にわか考古学ファンの独り言(旧石器時代その②)

 「前・中期旧石器遺跡捏造事件」について①

 目を覆うようなスクープが2000年11月5日、毎日新聞の朝刊トップを埋めた。「前・中期旧石器遺跡捏造事件」の震撼が、日本中へと広がった瞬間だった。

 「神の手」の異名をもつ男は、縄文遺跡などから採取してきた新しい石器をポケットにしのばせ、後期旧石器をさかのぼる四万年前以前から、発覚直前にいたっては70万年前といった古い火山灰層の中にひそかに埋め込んだ。

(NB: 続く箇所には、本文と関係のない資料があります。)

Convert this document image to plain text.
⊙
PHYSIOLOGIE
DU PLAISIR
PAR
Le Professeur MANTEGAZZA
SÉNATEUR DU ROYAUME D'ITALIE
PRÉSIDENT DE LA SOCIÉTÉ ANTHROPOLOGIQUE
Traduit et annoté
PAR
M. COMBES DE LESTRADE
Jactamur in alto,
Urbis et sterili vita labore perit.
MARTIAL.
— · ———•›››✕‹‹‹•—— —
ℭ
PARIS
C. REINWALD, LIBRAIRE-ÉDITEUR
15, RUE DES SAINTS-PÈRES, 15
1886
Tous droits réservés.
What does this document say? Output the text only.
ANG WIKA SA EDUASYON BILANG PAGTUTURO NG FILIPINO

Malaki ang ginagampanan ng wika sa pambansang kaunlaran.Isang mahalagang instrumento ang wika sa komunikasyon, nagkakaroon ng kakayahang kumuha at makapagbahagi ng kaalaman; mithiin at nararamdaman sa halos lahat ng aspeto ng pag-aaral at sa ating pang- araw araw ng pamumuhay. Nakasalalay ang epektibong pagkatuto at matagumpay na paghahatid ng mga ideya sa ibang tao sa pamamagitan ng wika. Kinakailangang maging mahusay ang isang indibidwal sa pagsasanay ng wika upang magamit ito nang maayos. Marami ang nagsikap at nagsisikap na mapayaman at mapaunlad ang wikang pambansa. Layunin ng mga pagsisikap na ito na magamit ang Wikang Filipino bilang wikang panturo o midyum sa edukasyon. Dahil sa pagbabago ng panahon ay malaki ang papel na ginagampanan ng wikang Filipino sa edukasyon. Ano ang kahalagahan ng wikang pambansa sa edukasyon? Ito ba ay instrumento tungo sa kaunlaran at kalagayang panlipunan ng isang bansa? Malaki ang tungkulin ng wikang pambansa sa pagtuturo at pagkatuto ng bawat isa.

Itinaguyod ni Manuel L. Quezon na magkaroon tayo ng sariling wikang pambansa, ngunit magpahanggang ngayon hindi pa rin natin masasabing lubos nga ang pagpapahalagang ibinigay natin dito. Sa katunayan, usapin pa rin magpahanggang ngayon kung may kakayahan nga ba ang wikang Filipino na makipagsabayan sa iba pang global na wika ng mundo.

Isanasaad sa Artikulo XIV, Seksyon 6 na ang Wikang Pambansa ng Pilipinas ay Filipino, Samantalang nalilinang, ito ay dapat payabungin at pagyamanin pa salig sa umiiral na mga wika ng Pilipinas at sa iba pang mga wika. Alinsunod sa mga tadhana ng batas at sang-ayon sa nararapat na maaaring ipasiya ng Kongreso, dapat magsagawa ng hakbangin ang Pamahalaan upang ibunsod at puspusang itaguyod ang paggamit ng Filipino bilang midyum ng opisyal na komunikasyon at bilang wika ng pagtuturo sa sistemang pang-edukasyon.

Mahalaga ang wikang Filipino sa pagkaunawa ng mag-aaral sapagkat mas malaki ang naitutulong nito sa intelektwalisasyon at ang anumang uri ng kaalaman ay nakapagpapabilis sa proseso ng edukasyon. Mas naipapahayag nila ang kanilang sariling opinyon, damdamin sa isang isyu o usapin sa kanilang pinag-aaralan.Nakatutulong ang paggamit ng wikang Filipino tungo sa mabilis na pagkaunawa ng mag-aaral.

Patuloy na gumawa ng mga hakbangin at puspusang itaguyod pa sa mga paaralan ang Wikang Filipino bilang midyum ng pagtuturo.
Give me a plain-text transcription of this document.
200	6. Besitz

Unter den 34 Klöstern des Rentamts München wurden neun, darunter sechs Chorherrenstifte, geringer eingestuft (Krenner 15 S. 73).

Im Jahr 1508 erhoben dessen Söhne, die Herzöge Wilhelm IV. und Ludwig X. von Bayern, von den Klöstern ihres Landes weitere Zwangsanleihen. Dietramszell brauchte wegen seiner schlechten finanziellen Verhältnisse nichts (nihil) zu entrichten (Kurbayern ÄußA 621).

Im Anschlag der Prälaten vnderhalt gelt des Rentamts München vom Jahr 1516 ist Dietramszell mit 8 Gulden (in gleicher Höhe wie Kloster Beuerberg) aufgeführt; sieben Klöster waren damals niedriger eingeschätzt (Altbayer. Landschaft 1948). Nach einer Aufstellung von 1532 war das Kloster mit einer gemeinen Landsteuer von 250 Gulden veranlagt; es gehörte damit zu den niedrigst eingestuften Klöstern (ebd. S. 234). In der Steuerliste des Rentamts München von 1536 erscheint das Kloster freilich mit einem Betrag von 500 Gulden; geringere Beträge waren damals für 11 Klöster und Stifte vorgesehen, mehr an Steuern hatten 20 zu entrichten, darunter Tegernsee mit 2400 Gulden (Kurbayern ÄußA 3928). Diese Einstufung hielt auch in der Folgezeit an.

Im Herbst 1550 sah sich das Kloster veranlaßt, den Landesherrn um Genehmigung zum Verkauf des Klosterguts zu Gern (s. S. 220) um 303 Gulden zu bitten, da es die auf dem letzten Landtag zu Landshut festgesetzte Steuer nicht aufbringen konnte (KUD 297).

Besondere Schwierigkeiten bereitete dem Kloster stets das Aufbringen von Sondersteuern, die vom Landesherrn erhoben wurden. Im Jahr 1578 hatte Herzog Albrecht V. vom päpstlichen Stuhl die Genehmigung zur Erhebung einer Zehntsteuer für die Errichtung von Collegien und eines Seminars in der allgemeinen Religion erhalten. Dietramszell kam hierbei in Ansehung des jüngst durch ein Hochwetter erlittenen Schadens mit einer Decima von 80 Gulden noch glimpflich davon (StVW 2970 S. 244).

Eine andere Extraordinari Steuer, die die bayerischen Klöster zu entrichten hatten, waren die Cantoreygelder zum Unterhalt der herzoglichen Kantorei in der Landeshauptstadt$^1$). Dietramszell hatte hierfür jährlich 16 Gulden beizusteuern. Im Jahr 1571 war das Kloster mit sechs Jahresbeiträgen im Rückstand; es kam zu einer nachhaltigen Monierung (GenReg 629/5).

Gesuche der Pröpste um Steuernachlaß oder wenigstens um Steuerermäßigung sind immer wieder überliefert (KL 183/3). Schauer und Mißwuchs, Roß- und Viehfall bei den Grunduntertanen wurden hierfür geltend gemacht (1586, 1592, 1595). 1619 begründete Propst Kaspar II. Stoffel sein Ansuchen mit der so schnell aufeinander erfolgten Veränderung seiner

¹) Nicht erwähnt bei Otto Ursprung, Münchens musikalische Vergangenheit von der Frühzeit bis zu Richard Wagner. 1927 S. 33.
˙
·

 男はその後、大勢の目の前で自ら埋めた石器を掘り出し、たった今発見したかのようによそおった。まさに自作自演の捏造行為である。「神の手」とは「悪魔の手」に他ならなかった。

 その「発見」に疑いを抱き続けてきた研究者の助言をもとに、宮城県上高森で張り込みを続けた記者が、捏造の瞬間を押さえたのだった。

 男は、自ら遺跡発掘に積極的関与をするようになった70年代、すなわち四半世紀も前から捏造を繰り返していた。関与したすべての場所が汚染されたらしく、捏造は200ヵ所近くにおよんだ。宮城県の座散乱木、馬場壇、上高森、福島県一斗内松葉山、埼玉県小鹿坂、北海道総進不動坂などが捏造現場となった。捏造が暴かれる直前までこれらの「遺跡」は、列島の人類史を10万年単位でさかのぼらせる発見として、新聞のトップを飾ることもしばしばだった。

 旧石器研究は、捏造事件によって失墜した。日本考古学最大の汚点である「前・中期旧石器遺跡捏造事件」について、ふれてみたいと思う。